Currently, when Paul Pogba removed a bottle of Heineken from the table at a news conference, it drew the public attention.
Drinking, promoting, or advertising alcohol is forbidden in Islam and as a devout Muslim, Pogba may have felt the necessity to distance himself from the situation, but should he have been put in that position in the first place?
“The current instance of Paul Pogba hiding the beer bottle highlights the need for education,” says Ebadur Rahman, founder and chief executive of Nujum Sports.
Saturday sees the official launch of a historic “first of its kind” Muslim athletes’ charter – an idea devised by Rahman, who previously worked for the Football Association.
The charter seeks to “challenge organizations” to make progress in supporting Muslim athletes and women, with signatories pledging to “create positive change”.
There are 10 points contained within the charter, such as non-consumption of alcohol, including during celebrations, the provision of right places to pray, halal food, and being permitted to fast in Ramadan.
“Having worked in sport, I am well aware of the issues being able to practice my religion,” Rahman told BBC Sport.
“After speaking extensively to athletes and clubs, we felt it was the right time to have a Muslim athlete charter in place in the UK. We believe it is the first and only one of its kind.
“Clubs and organizations are joining a positive movement of solidarity, equality, and recognition of the contribution Muslims make at their respective clubs and teams.”
Premier League clubs endorse ‘interesting’ charter
Nujum calculates there are about 250 Muslim players in the first teams and academies across the top four leagues of English football.

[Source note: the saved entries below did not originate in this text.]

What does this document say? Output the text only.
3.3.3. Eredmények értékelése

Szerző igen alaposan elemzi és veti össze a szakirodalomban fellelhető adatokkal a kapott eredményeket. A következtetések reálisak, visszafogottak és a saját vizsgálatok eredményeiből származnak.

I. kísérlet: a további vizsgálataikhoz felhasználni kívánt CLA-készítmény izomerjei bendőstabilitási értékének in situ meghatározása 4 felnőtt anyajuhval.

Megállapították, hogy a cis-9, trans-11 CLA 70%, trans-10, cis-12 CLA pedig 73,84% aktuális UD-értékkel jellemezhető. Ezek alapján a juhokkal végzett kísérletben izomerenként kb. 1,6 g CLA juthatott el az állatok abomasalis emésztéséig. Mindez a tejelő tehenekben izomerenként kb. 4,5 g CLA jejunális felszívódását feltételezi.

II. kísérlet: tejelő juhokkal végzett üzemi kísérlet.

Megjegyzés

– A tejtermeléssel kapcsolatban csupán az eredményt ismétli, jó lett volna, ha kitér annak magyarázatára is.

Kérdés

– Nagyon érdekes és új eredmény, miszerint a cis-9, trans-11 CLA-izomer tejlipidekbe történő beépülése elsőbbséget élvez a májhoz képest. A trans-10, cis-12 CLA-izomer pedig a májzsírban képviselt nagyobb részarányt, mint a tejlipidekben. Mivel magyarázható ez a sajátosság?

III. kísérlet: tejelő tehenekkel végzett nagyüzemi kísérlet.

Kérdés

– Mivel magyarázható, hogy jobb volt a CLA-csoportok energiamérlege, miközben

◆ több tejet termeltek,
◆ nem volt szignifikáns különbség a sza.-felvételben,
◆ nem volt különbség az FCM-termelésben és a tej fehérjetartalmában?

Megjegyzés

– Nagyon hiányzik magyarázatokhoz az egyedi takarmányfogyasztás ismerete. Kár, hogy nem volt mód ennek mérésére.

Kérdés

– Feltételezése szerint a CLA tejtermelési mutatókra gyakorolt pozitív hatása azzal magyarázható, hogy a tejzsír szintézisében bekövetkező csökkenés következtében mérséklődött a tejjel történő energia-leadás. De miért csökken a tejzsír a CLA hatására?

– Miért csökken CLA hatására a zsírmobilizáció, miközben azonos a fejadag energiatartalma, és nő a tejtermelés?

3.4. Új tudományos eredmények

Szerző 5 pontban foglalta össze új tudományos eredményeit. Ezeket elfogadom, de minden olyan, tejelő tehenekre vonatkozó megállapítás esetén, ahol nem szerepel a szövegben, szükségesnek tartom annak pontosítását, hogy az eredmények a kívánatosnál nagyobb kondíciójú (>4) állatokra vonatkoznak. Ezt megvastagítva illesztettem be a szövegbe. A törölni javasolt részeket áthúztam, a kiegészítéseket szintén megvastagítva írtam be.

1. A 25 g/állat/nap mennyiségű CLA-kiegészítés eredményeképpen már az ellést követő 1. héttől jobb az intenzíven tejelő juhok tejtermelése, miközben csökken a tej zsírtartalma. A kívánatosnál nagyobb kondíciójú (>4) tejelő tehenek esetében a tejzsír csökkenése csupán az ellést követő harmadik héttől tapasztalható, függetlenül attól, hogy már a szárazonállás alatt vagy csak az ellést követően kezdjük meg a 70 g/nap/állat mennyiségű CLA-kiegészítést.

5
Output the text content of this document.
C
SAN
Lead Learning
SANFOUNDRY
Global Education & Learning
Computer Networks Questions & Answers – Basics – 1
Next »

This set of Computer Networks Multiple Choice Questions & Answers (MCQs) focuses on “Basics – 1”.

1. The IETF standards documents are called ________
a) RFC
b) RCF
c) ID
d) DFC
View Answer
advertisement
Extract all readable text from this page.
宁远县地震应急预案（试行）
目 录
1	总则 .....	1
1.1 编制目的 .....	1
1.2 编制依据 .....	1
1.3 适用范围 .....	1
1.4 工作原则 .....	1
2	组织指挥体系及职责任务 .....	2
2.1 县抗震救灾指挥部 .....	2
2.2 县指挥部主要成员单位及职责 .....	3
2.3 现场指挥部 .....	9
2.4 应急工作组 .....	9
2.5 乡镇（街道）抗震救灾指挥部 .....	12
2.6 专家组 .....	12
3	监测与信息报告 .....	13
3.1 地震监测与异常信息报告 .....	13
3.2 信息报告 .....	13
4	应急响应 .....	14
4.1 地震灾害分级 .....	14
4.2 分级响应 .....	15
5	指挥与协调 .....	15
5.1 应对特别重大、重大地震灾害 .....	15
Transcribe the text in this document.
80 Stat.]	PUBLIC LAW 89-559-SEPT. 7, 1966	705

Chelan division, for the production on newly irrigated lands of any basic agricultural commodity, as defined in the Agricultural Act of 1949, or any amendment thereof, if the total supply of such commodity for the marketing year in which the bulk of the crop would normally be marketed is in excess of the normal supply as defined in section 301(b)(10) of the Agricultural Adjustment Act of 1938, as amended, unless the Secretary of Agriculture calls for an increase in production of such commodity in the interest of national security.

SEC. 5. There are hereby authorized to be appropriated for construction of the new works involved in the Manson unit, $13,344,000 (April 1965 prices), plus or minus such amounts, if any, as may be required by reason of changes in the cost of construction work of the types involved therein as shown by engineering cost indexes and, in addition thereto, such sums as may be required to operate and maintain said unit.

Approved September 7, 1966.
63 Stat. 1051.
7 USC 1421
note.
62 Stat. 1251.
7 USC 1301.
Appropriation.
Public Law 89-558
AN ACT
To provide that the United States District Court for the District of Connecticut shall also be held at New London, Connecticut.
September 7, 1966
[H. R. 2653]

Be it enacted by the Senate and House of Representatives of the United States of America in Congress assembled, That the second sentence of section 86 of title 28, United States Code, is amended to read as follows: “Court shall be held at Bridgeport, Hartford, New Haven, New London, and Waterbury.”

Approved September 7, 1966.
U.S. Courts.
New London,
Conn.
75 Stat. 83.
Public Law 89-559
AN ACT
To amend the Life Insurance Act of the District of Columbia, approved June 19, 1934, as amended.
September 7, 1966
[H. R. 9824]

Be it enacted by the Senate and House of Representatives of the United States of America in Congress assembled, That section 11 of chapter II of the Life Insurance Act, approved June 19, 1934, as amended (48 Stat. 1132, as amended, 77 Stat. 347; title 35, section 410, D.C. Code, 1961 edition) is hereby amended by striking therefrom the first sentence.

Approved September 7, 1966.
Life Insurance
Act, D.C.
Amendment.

Of these, Manchester United’s Pogba, Liverpool duo Mohamed Salah and Sadio Mane, and Chelsea’s Champions League-winning N’Golo Kante and Antonio Rudiger are the highest-profile players.
Even before its release, five Premier League clubs and a further 15 from the EFL have pledged to support the charter.
Campaigners Kick it Out and the Football Supporters’ Association have also given their backing.
A Brentford spokesman told BBC Sport: “Muslims are the second-largest faith community in the UK and the fastest-growing, with around 70 Muslim players at Premier League clubs.
“Assisting clubs to support those players to be themselves both at home and at work is invaluable. This charter and the support that goes with it is something that is needed and will be welcomed by clubs.”
A Watford spokesperson said the club were “excited” at continuing their partnership with Nujum, adding: “We feel this charter will be a huge benefit to us in the support our first team, women’s team and academy players.”
Nujum supports athletes with day-to-day practical requirements as well as on a spiritual basis, and individuals are provided access to Islamic scholars for any questions or assistance needed on their faith.
The organisation also sent out gift packs to all 92 clubs during Ramadan, with recipient Ayoub Assal – a 19-year-old midfielder at League One side AFC Wimbledon – calling the charter “a gamechanger”.
Assal, who scored four goals in 16 first-team games during his breakthrough campaign last term, told BBC Sport: “Being a Muslim, your lifestyle is different. You have obligations like the five daily prayers within a certain time frame, and there are some things you can’t do like going out to drink.
“The charter will be very helpful because it guarantees Muslim athletes what their rights are. They will get halal food, they don’t have to think twice about going to the canteen and wondering what to eat, which is crucial.
“Religion for us is crucial, it is bigger than this world that we live in.”
West Ham midfielder Hawa Cissoko says she received full support in her time at a club where she is “loved”, but feels “happier and more strong” at being empowered by the charter.
“I feel now I have a community that supports me, I don’t feel alone,” she told BBC Sport.
“Through Nujum I found a friend in jockey Khadijah Mellah, and it is helpful to know there are a lot of Muslim athletes that we can share our experiences with. It is nice to speak with people about how they live and how they feel.
“Being a Muslim you have to send the right message to the people. I am standing up for everyone. When I am in the changing room, they don’t see me – they see all Muslims.
“I have to be a nice girl all the time and be the best I can be.”